The Birmingham Post has reported on what Birmingham City Council Planning Committee chairman Peter Douglas Osborn has likened the Beorma Quarter development for Digbeth as a ‘paradigm shift for development in the city’ with the Digbeth £200m complex to raise green energy efficiency standards.





The development which had previously been likened to an abomination looking like "something from Alice in Wonderland" in a conservation meeting, Abominable?, will feature green schemes that Councillor Peter Douglas Osborn likened to creating a 'paradigm shift for development in the city’. Among the green developments are rooftop gardens, a combined heat and power generator together with six bore holes drawing water from ancient wells some 100 metres below to create cheap heating and air conditioning for the scheme.
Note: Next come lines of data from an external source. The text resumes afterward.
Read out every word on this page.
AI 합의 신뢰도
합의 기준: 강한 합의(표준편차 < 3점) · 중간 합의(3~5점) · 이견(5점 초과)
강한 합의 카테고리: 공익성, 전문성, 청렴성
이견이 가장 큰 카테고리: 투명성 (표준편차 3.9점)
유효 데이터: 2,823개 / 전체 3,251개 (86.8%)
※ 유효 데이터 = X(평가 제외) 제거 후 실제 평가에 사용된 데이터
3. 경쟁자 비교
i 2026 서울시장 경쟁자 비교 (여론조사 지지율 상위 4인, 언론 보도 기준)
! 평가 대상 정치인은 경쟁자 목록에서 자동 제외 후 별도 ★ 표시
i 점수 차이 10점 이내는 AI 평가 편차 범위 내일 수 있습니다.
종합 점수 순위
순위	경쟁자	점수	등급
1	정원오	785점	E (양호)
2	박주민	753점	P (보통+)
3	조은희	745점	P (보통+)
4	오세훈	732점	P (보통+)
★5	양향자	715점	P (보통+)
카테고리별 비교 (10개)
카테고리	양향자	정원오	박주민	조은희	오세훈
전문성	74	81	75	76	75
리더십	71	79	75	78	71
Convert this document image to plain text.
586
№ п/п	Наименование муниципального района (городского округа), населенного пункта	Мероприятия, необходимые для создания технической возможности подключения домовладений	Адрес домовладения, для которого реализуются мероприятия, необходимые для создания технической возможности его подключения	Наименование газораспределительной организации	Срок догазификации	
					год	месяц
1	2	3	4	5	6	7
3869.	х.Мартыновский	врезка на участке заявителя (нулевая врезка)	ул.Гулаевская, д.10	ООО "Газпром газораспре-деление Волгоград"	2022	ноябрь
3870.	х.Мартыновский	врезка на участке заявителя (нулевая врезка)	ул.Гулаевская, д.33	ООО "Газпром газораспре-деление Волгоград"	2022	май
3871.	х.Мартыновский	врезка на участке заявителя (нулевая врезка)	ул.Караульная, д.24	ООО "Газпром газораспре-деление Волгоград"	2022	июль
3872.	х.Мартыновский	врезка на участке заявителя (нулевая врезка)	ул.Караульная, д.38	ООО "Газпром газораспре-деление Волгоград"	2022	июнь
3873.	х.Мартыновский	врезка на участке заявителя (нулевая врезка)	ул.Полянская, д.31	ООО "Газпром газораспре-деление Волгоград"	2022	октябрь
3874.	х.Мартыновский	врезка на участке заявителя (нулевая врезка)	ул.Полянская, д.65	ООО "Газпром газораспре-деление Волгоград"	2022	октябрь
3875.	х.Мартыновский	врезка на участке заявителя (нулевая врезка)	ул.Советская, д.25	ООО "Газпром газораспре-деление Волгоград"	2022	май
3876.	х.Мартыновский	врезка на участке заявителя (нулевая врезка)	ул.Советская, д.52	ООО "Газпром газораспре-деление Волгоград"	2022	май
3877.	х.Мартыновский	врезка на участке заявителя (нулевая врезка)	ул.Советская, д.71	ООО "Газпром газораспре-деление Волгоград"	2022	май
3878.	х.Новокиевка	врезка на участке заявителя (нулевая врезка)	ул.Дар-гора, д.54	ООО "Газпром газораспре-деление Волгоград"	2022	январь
The state-of-the-art Aquifer Thermal Energy Storage system, only the second in the UK, uses a pendulum effect to draw heat from buildings down to the water in summer months and drawing the warm water back in cooler months.
http://www.birminghampost.net/news/west-midlands-news/2009/03/06/digbeth-200m-complex-to-raise-green-energy-efficiency-standards-65233-23076872/


The planning committee meeting on the 5th March gave a warm approval to the scheme in it's meeting with the developers prior to the full application, particularly it's 27- storey office block, designed to reflect medieval plot lines. The issue of car parking and shadowing over St Martin's Church were raised and these issues will be expanded at the full application stage.

The scheme aims to create 2,600 jobs and should help to lead an example for Digbeth in it's regeneration. Although sitting outside of the city centre tall building zone it would bridge the regeneration of the city core previously closed off by the ringroad and link to the bullring together with being a building of excellent design and quality.